A Revolução dos rolezinhos


Rolezinhos

De repente, como um tornado que varre uma cidade e destrói todas as casas, irromperam shoppings a dentro os rolezinhos. Tomaram ademais as páginas dos jornais, os programas de televisão e transbordaram para a Internet; não se falava de outra coisa.

Como fenômeno de opinião pública foi uma novidade, e bem grande, bem inesperada, e mesmo ameaçadora. Noticiaram-se roubos, depredações do comércio, ameaças a lojistas e compradores em São Paulo, Rio, Recife e por todo o Brasil. A esquerda radical logo se mobilizou a favor dos rolezinhos. E a ministra Luiza Bairros (PT) acusou a polícia e os frequentadores de shoppings de discriminar jovens negros nos rolezinhos.

O susto foi grande, os donos de shoppings correram à Justiça para obter liminares, as lojas fecharam e a polícia se mobilizou. A população se assustou a tal ponto, que uma pesquisa de opinião apontou 82% contra os rolezinhos, rejeitados em todas as camadas da população. É a esquerda, dizia-se, com sua maldita luta de classes.

Alguns dias depois, o panorama estava mudado. Uma fada com sua varinha mágica passara pelos rolezinhos e os tocara, obtendo uma transformação rápida e profunda. Eles passaram a ser pobres jovens da periferia que apenas queriam passear um pouco dentro dos shoppings, olhar as vitrines, cantar e dançar ao som do funk e do rap.

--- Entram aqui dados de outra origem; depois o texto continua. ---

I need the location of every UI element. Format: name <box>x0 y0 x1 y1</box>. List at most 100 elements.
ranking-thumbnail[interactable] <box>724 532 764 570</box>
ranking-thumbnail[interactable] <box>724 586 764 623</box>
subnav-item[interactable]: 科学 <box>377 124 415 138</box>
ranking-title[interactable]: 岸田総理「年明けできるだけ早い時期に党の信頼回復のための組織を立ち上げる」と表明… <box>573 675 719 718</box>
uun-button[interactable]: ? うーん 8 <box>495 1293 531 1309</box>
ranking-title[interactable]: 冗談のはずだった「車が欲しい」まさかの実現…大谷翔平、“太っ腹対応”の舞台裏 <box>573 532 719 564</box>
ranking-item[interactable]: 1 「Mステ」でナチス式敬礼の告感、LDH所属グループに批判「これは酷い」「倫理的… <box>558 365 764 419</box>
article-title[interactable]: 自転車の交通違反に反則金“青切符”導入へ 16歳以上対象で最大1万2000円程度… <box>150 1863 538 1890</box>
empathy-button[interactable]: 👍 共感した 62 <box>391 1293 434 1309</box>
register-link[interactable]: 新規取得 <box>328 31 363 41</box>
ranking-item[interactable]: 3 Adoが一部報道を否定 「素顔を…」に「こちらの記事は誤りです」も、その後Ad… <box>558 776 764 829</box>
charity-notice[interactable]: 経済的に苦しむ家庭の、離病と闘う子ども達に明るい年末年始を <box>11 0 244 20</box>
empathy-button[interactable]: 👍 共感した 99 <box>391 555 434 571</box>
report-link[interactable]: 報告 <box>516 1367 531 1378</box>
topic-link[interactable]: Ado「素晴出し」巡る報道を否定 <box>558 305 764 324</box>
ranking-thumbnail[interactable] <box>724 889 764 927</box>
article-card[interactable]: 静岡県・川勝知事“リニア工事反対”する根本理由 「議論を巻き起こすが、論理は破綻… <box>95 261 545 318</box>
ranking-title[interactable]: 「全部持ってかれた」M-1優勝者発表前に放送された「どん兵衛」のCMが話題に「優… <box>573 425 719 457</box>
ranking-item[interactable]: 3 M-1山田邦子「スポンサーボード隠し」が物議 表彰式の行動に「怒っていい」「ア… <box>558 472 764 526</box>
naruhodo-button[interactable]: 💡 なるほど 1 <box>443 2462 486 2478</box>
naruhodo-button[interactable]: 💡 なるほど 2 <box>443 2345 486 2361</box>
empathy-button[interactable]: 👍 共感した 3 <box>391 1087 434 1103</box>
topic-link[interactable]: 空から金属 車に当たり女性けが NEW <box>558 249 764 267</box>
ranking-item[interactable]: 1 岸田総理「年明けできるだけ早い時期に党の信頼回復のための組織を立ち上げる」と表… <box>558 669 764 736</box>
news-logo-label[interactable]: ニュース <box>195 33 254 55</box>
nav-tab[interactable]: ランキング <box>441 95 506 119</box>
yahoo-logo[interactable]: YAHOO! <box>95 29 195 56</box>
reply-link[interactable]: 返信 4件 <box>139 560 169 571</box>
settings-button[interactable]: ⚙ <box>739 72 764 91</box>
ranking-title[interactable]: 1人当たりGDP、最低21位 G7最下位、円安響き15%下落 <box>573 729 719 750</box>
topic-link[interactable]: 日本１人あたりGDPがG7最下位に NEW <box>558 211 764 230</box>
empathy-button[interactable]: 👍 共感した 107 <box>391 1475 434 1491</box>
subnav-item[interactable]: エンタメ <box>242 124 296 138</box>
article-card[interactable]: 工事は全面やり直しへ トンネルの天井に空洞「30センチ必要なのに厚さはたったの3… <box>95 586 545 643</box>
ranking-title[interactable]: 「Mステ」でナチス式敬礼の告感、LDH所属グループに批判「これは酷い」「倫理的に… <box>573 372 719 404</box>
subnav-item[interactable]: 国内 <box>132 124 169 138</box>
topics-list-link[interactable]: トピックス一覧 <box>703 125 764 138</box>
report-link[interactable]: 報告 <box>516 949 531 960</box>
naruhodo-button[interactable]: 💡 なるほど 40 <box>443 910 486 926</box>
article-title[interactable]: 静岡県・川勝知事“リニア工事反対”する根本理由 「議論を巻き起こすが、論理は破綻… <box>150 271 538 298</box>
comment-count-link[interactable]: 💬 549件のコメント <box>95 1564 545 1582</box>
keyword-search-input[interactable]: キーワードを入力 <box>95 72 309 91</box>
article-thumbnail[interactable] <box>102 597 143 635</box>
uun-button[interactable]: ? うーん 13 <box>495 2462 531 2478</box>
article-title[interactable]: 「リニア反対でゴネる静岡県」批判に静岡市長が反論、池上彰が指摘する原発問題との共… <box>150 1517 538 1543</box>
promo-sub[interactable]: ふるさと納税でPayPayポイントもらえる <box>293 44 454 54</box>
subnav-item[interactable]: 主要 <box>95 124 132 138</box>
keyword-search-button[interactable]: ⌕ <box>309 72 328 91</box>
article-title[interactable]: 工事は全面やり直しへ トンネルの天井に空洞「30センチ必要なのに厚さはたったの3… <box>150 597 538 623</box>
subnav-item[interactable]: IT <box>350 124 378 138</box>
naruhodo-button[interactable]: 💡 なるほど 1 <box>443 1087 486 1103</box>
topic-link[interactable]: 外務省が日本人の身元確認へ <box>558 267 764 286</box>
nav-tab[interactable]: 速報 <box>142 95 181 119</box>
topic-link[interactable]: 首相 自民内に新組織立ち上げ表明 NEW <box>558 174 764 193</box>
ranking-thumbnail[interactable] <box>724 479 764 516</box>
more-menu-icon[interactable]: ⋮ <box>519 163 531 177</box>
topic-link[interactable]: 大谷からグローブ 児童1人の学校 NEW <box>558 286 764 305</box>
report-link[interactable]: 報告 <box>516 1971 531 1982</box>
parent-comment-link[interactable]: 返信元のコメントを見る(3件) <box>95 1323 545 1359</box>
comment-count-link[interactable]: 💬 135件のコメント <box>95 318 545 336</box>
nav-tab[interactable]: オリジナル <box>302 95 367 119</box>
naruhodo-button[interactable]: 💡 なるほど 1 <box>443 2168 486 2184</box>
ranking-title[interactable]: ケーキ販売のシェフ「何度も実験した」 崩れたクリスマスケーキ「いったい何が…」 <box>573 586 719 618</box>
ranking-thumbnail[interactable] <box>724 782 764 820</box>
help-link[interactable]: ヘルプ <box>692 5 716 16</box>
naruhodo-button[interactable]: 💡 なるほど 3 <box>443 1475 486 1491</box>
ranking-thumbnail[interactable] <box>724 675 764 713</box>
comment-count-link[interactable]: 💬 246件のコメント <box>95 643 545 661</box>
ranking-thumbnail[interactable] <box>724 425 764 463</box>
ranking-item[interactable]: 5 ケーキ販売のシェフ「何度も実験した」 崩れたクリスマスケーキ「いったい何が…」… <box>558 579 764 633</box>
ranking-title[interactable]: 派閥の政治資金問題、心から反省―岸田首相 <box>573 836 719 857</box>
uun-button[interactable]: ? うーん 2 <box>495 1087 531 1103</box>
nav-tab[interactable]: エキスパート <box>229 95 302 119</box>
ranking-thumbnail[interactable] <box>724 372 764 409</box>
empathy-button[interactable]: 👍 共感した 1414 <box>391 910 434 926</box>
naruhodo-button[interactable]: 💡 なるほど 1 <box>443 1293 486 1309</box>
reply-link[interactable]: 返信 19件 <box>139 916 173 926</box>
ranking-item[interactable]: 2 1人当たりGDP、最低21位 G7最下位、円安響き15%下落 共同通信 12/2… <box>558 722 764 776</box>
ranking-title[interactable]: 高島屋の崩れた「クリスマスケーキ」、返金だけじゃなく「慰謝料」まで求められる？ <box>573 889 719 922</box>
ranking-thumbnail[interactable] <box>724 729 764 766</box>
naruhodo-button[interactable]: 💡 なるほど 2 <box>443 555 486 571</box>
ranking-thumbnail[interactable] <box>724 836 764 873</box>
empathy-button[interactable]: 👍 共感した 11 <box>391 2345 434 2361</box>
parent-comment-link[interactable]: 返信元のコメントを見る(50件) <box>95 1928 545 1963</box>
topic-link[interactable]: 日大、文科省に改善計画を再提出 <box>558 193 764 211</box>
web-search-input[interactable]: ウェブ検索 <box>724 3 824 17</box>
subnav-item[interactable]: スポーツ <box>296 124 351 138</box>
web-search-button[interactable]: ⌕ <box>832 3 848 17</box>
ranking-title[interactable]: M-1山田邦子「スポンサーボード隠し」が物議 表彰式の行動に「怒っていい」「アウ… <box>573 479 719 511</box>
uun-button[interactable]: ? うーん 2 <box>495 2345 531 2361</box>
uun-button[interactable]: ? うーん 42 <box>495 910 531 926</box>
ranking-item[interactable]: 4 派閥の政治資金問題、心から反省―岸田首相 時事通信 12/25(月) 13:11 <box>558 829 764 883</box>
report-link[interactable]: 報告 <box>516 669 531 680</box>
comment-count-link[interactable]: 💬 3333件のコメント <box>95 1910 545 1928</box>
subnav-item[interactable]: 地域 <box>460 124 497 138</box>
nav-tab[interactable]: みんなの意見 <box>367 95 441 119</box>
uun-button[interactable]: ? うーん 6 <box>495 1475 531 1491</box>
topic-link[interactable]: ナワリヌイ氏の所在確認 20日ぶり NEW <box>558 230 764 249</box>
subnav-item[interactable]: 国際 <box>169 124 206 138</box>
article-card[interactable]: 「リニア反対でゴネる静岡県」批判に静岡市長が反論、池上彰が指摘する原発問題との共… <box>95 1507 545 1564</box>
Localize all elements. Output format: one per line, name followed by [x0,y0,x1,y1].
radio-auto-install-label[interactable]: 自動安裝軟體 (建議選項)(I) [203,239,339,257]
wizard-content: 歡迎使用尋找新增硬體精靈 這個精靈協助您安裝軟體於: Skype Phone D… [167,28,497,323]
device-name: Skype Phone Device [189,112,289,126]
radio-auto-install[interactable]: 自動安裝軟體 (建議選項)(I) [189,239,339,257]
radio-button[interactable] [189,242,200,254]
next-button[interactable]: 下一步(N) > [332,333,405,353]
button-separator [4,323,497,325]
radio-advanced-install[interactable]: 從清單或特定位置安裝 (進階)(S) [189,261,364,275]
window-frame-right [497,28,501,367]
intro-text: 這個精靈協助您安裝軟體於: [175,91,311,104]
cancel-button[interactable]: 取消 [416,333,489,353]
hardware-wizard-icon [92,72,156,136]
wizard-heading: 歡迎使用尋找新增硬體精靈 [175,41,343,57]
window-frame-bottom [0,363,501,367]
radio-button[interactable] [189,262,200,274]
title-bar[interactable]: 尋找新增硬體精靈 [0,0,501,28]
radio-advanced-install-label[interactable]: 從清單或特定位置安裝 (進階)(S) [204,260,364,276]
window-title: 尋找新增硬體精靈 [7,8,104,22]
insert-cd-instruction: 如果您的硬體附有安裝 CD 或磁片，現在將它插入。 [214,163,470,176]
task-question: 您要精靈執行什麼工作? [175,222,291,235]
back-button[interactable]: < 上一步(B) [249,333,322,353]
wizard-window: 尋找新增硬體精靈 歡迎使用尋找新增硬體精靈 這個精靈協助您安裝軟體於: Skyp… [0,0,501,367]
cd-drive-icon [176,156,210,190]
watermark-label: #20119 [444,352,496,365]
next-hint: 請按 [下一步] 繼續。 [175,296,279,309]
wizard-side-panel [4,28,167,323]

Por sua vez, o caráter pretensamente espontâneo do movimento cedeu lugar ao surgimento de uma organização com líderes que, em acordo com os donos shoppings centers, propuseram-se a limitar o número dos rolezinhos e moderá-los. Fizeram até uma reunião com a associação de shoppings, intermediada por um promotor de Justiça, com o objetivo de evitar tumultos, marcar somente encontros menores em shoppings; e se propuseram a participar de uma reunião com as secretarias municipal e estadual da Cultura e da Segurança.

Segundo o secretário da Igualdade Racial em São Paulo, Netinho de Paula (PC do B), os jovens querem ter relação tranquila com os shoppings. O presidente da Abrasce (associação de shoppings) se mostrou esperançoso: “daqui para a frente, tentaremos fazer com que tudo isso, que criou tanta celeuma, passe a ser apenas mais uma atividade cultural”.

Convenhamos, tudo isso soa muito artificial!

Da luta à distensão e ao diálogo

Bispos do Conselho Episcopal Pastoral discutem rolezinhos em Brasília
Bispos do Conselho Episcopal Pastoral discutem rolezinhos em Brasília

Depois das tentativas fracassadas de forçar uma revolução social no Brasil através da luta de classes, utilizando o MST e congêneres para invasões de terras e de casas, e também os quilombolas e até os índios, chegou a vez dos rolezinhos. Só que, com eles, a tática mudou.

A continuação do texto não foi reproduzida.